Charfouros explained a bit of the plot of the show.
“This is our story of being in a long distance relationship and now coming together after five years,” Charfouros said. “It’s kind of a memory play and it’s a devised piece.”
She described the challenges of both writing and performing, detailing how the creation of this show has required her to trust both her “expression and story.”
“I wrote this story, and I’m performing in it so it’s really new and challenging to trust it from a bunch of different perspectives: as a playwright, as a performer, and as a producer,” Charfouros said. “We talk about wearing a lot of hats ... I want to be able to just wear my expression throughout different roles and responsibilities.”
Another aspect of “What Was + May Be” is the fact that it showcases only Asian American performers. Charfouros mentioned how she questioned whether this fact causes this show to be an Asian American play, or if maybe it is a part of a larger genre of Asian American theatre. There seems to be a greater question of what it means to represent an identity in an art form such as this.
“There are two Asian Americans onstage and that in and of itself is breaking the boundaries of what is mainstream,” Charfouros said.
Not only is this an original show, but it’s also the first piece of theatre from the new student production company, We the People Representing our Unifying Diversity (or We the PROUD) Polycultural Productions. The reasoning behind the creation of this organization was to “make space for marginalized voices,” said director Amanda Kuo.
“We have all these amazing resources and tools and training from the University of Michigan, but we were kind of not really loving the stories that we were given to be told,” Kuo said.

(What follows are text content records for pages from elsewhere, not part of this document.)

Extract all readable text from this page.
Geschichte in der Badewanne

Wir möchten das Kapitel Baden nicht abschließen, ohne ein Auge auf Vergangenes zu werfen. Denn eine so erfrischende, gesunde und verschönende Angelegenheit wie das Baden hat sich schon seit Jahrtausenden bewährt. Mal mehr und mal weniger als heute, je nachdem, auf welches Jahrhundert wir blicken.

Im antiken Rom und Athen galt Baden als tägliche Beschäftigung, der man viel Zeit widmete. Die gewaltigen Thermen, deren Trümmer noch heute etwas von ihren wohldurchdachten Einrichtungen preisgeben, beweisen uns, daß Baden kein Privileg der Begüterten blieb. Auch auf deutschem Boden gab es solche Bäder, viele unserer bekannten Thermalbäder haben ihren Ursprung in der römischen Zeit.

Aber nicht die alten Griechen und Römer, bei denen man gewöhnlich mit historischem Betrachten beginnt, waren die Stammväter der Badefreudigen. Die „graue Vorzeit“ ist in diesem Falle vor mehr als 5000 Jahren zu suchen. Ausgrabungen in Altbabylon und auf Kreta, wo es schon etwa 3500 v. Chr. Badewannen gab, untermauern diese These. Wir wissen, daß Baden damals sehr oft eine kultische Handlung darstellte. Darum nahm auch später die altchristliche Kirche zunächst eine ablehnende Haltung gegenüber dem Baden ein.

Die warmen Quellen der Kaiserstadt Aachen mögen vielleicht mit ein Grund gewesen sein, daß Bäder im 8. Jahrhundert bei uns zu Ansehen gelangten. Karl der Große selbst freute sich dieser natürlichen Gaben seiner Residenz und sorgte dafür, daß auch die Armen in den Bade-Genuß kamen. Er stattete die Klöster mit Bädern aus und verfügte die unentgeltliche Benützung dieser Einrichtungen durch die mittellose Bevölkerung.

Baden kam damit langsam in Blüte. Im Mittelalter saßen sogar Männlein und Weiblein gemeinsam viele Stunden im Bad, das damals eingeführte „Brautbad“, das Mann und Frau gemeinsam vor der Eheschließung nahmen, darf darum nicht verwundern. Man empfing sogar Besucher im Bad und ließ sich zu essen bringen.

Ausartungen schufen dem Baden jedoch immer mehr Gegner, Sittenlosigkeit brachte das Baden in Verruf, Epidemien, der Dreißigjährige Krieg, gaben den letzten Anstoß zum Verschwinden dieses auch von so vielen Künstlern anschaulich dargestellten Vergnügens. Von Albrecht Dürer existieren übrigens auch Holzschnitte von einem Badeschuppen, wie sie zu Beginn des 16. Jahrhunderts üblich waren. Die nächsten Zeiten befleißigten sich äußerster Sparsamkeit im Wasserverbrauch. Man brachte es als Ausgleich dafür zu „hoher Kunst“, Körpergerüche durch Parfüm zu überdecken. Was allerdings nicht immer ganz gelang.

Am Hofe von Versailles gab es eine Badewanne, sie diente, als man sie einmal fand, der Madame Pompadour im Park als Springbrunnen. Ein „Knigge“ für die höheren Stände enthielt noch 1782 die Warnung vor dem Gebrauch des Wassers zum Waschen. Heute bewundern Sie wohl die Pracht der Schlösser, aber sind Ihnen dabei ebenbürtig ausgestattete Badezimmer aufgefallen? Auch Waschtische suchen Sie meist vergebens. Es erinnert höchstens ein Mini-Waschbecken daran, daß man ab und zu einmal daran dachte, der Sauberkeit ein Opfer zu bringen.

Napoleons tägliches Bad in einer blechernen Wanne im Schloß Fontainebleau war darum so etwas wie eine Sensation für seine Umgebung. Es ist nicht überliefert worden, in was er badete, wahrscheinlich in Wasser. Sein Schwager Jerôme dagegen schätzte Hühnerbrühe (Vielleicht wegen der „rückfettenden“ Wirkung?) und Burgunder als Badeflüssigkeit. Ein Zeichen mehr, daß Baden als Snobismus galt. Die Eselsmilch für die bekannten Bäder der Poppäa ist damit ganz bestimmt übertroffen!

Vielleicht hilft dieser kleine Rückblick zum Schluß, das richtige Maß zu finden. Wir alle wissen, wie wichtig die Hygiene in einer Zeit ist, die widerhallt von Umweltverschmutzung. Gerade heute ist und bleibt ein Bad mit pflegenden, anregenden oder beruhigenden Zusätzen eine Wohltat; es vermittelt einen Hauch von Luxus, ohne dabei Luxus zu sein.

Kuo echoed Charfouros’ sentiments that this show is an example of how representation can be as simple as featuring people with different racial or ethnic identities. She also added that diversity in the theatrical world does not have to stop at performers.
“It’s one of the few places I’ve been where some days only Asian-Americans are in the room creating theatre,” Kuo said. “It feels really safe and it’s all original.”
“I would just encourage people to make their own stuff,” Kuo said. “As artists, sometimes we get told ‘you have to make a piece like this’…and ‘you have to get trained by all these white men,’ but there’s so much money and resources here to just carve your own path.”
This production is also innovative in its use of a mix of film and theatre techniques on stage. The show — to be performed in the Duderstadt Video Studio — will incorporate livestream, the insertion of video clips, creative camera angles as well as movement live acting. “Making live theatre for the screen” was one of Kuo’s objectives with this piece. She described how the use of “machines and screens that could never be human uplift a very human story — a love story.”
“In one scene we have a bird’s eye view of a camera on my face while a poem that I wrote is playing in the background and it’s just this really intimate scene,” Tong said.
As one of the two writer-actors, Tong is very much at the heart of this show’s creative process. However, he is the only one of the four-person team not studying theatre. A first-year graduate student getting his PhD in material science and engineering, he brings an entirely different perspective to the project.
“Coming at it from the side of an undergrad in physics and a material science background, I’m noticing a lot of connections between the art of connection and this idea of phase diagrams, and stability, and free energy and minimized energy,” Tong said.
“Just to come witness some love.” What Was + May Be will premiere on Friday, Feb. 14 at 7:30 pm at the Duderstadt Video Studio.